There are a great many things in this world that are complicated. Fixing a car, for instance, will always involve a great deal of black magic and skills that can only be found in a vanishingly small elect of horrifyingly hirsute types. The hairier the mechanic the better, my mom never said.
Quantum mechanics, french pastry, the resurgent popularity of men’s tank tops. These things are complicated and hell if I can explain any one of them to you. Ours not to reason why; ours to buy a nice little house in Westchester, sock away a little for retirement, eat more roughage.
Compared to these things, law is piece of cake. Which is why coverage of Ed O’Bannon’s lawsuit against the NCAA is a bit confused. Rather than tackling the key question, whether the NCAA is ten pounds of crap in a five pound bag, commentators are wading into the murkiest depths of antitrust law. This is wrongheaded.
Let me explain…
I THOUGHT WE WERE IN THE ANTITRUST TREE
Any lawsuit against the NCAA must genuflect to the reality of our legal process. It must be chock-full of the formalities, filings, and jargon-heavy gobbledygook that is the legal profession’s trademark. A kind of condescension and mystery that is necessary to convince others that lawyers hold real value.
In Ed O’Bannon’s case, this means rooting your argument against the NCAA’s depraved machinery in a thick layer of antitrust law and economic analysis. Lester Munson’s report this week reads like an economic Ouroboros, a shit circle unbroken:
The NCAA is responding to Noll’s expertise with a cross-examination that began Tuesday and with its own economists, including James Heckman, a Nobel Prize winner from the University of Chicago. The NCAA’s principal witness against Noll will be Daniel Rubinfeld, a professor at New York University.

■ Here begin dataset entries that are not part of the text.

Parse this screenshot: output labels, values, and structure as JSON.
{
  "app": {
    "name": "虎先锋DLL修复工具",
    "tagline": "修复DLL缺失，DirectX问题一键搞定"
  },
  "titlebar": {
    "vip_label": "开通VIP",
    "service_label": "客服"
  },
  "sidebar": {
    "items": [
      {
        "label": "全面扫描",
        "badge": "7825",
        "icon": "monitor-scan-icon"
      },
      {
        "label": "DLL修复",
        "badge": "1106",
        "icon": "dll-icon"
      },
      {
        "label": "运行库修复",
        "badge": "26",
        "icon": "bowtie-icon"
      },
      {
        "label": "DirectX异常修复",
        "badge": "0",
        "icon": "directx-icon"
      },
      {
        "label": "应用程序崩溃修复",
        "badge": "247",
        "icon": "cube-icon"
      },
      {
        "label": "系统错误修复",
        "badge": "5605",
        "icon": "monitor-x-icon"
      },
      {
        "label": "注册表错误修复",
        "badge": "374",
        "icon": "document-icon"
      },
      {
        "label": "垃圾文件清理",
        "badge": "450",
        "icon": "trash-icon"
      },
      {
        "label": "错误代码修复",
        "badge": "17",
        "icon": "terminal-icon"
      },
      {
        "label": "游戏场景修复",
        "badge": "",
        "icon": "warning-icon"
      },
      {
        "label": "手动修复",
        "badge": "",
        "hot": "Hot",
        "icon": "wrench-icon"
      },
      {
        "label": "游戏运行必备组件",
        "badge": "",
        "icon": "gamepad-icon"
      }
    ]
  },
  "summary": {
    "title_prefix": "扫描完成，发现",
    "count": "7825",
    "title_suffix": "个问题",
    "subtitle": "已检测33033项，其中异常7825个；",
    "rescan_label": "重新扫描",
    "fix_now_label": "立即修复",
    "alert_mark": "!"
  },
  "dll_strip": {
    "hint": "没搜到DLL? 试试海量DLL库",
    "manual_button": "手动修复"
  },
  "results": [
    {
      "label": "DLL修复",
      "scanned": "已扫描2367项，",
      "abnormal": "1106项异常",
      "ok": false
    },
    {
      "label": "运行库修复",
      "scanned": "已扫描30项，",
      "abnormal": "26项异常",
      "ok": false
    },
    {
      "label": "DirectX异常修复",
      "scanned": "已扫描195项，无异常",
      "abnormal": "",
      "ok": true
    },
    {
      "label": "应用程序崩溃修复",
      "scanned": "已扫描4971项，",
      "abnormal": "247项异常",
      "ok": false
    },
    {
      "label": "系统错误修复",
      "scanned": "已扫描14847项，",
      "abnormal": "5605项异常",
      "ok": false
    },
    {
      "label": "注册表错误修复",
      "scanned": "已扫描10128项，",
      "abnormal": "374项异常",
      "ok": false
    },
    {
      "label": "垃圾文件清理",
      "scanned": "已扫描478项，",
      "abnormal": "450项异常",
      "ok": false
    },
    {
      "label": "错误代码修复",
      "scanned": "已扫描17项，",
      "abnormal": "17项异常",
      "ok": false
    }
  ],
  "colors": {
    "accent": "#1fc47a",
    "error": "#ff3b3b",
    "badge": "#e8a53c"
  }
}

Noll and the O’Bannon legal team have already started their attack on Rubinfeld, offering excerpts from a Rubinfeld textbook that admit that the NCAA is a cartel, the first step in any antitrust trial.
Listen, if you’re looking for meaning, you won’t find it in this confusing patchwork of claims and counterclaims. The idea that this testimony will lead to an epiphany for the judge presiding over Ed O’Bannon’s lawsuit is sheer lunacy. If the absurd theater that is a typical lawsuit led to capital ‘T’ Truth, we’d see the process replicated in every other field. But it does not and we do not. It’s a formality in the strict meaning of the word.
Which makes it sad when an otherwise astute observer like Stewart Mandel defers to the complicated stuff in mentioning former Alabama wide receiver Tyrone Prothro’s testimony this week. The football player famous for “The Catch” and a gruesome injury that prevented him from making a dime based on his athletic gifts testified that he still carried student debt and that he was told by Alabama that his own image was controlled by the school. If he wanted to include pictures of himself playing for Alabama in a book he was writing, he’d have to cough up 10 dollars like everyone else. After covering all of this, Mandel wrote:
Either way, the plaintiffs ultimately have to prove far more than the identity of a video game image to demonstrate that the NCAA is a price-fixing monopoly, which is why most of the witnesses over the next three weeks will be economists and television executives, not former power forwards and wide receivers.
Still, there’s no predicting which moments in the trial will ultimately sway Wilken’s decision. One could well be the story of a fallen football star having to pay $10 for his own picture.
Hopefully, Mandel will follow his gut instinct here. Whether or not the bulk of this trial is taken up with interminable discussions of cartels, monopsony, and the Chicago School of Economics is complete and utter window dressing. O’Bannon et al. have met their burden simply by getting this far and verbalizing their arguments. The complicated stuff, thus, is a wash. The judge will rely on it to announce her verdict, but it will be mere pretextual stuff. She can use it to decide either way.
No, what will be determinative will be stories like Prothro’s. Somewhere in the recesses of Judge Claudia Wilkin’s reptilian mind is a moral judgment. She will decide whether the NCAA is as horrible as we all know it to be. Perhaps this will be hedged by a fear of what will follow the NCAA’s demise. Either way, Judge Wilkin will be making a policy decision. Because of course she will.
You don’t need to believe in some kind of Gladwellian tipping point to see that the NCAA and its sham notion of amateurism is running out of time. The courts will serve merely to memorialize this change. Unwind the corruption in an orderly fashion.
And somewhere, Charles O’Bannon will do whatever it is that Charles O’Bannon is doing right now.